Kundun is a film made around 1996 by Martin Scorsese, featuring no famous actors. If you know that Kundun is a name (meaning 'The Presence' for the Dalai Lama ('Ocean of Knowledge') then you will have guessed the subject of the film correctly.

There is no storyline to the film other than the chronicaling of the period from when the fourteenth Dalai Lama was 'discovered' (c. 1940) until when he travels - exiled - into India (1959).

I think that the film first focuses on showing the interesting features of the Tibetan life and culture (then) and the Buddhist religion.
The 'main event' then occurs: Revolution in China and the 'motherland's' reclaiming/invasion of Tibet. An interesting feature, I suppose because he is such a devastatingly infamous 'real person' (TM), is having Chairman Mao as an actual character.
From here the film shows the horror of the situation for the Tibetans and the sad dilema for Kundun.

Pretty images with effective, 'clever', occaisionally odd, film techniques seem to be used throughout. The mix of these 'surreal' sections and the depressingly 'real' story is interesting and makes a good film, I think. No additional off-topic storyline is required to make a complete movie.

The Film could also, perhaps, be seen as a study of Buddhism and so the Dalai Lama's problems. He seems to acknowledge at points that Tibet is no paradise politically - saying, as the Chinese invade, something along the lines of 'It is a shame, as things were going to change around here soon anyway' and stating that he felt Buddhism had some things in common with Socialism. Personally I don't think the leader seriously had any political plans, and since the time he has not made political points further that being against China (for obvious reasons). However, the invasion forces Tibet, Buddhism and the Dalai Lama to be exposed to the 'modern world', which seems a Great Shame!
The Dalai Lama has said that if he does return to Tibet it will be only as a spiritual leader, not political, surely suggesting that he quite fancies a Democracy.

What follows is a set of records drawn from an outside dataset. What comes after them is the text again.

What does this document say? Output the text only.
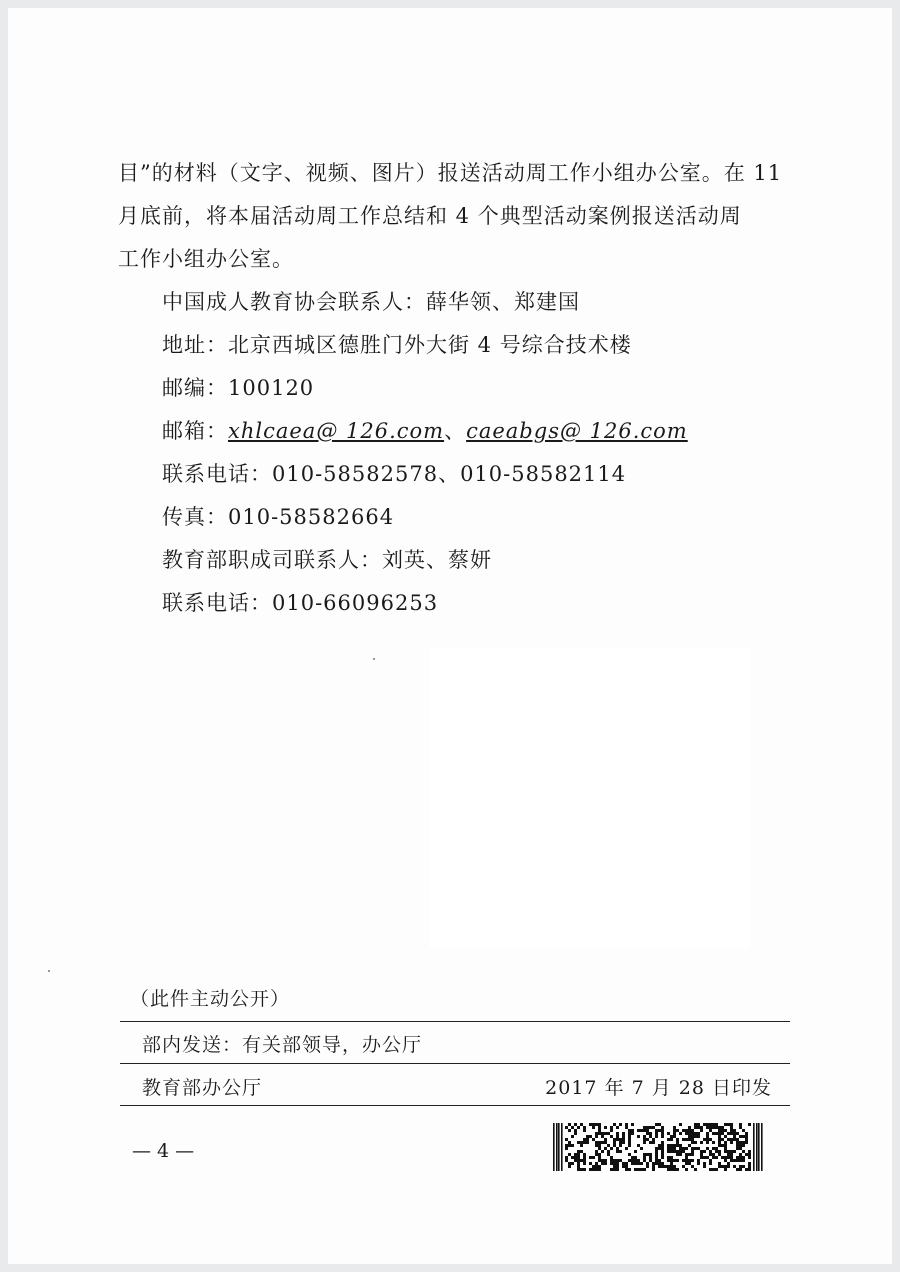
目”的材料（文字、视频、图片）报送活动周工作小组办公室。在 11
月底前，将本届活动周工作总结和 4 个典型活动案例报送活动周
工作小组办公室。
中国成人教育协会联系人：薛华领、郑建国
地址：北京西城区德胜门外大街 4 号综合技术楼
邮编：100120
邮箱：xhlcaea@ 126.com、caeabgs@ 126.com
联系电话：010-58582578、010-58582114
传真：010-58582664
教育部职成司联系人：刘英、蔡妍
联系电话：010-66096253
（此件主动公开）
部内发送：有关部领导，办公厅
教育部办公厅	2017 年 7 月 28 日印发
— 4 —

Kundun, a movie written by Melissa Mathison (screenwriter, ex-wife of Harrison Ford and author of E.T.), directed by Martin Scorsese, and scored by Philip Glass, was released in 1997. It tells the story of the fourteenth Dalai Lama, Tenzin Gyatso, from his "discovery" in a tiny village on the border of China and Tibet in 1937 to his exile in 1959 to Dharamsala, India.

The Dalai Lama is, of course, the spiritual leader of the Tibetan people, and the title of the movie is one of their names for him, which translates as "The Presence". The movie was shot in Morocco with a largely Tibetan cast, many of whom have never seen Tibet, and who must have felt strange seeing Lhasa's beautiful monastery/palace, the Potala, recreated in Morocco's mountainous terrain.

The movie follows its historical events quite closely, from Kundun's coming of age as a true Buddhist through his trip to Beijing to meet a horrifyingly slimy Mao Zedong and only slightly less sinister Zhou Enlai, to China's subsequent annexation of Tibet in 1950 and the Dalai Lama's eventual flight over the Himalayas. Overall, the film is beautiful, incorporating gorgeous costumes and stunning scenery with exotic ceremonies and appropriately mysterious music. My biggest complaint is that it is rather plodding and reverential. It's not that I imagined that there would be some terrible secret in the Dalai Lama's early life that should be dredged up. It's just that he is a famously joyful person who punctuates his duties and practices with sparkling eyes and a ready smile. When he was assisting in the making of the movie, he apparently burst into laughter when he met the actor who played him as a young man in costume - "Oh, you're trying to be me!" I have heard him confess in an interview with an infectious giggle how naughty he was as a teenager. But little of his abundant joie de vivre found its way into the film, and more's the pity for that. The Dalai Lama has led his people through extreme hardship with wit, charm, humour and faith, but it is only the faith that animates him here. Too bad.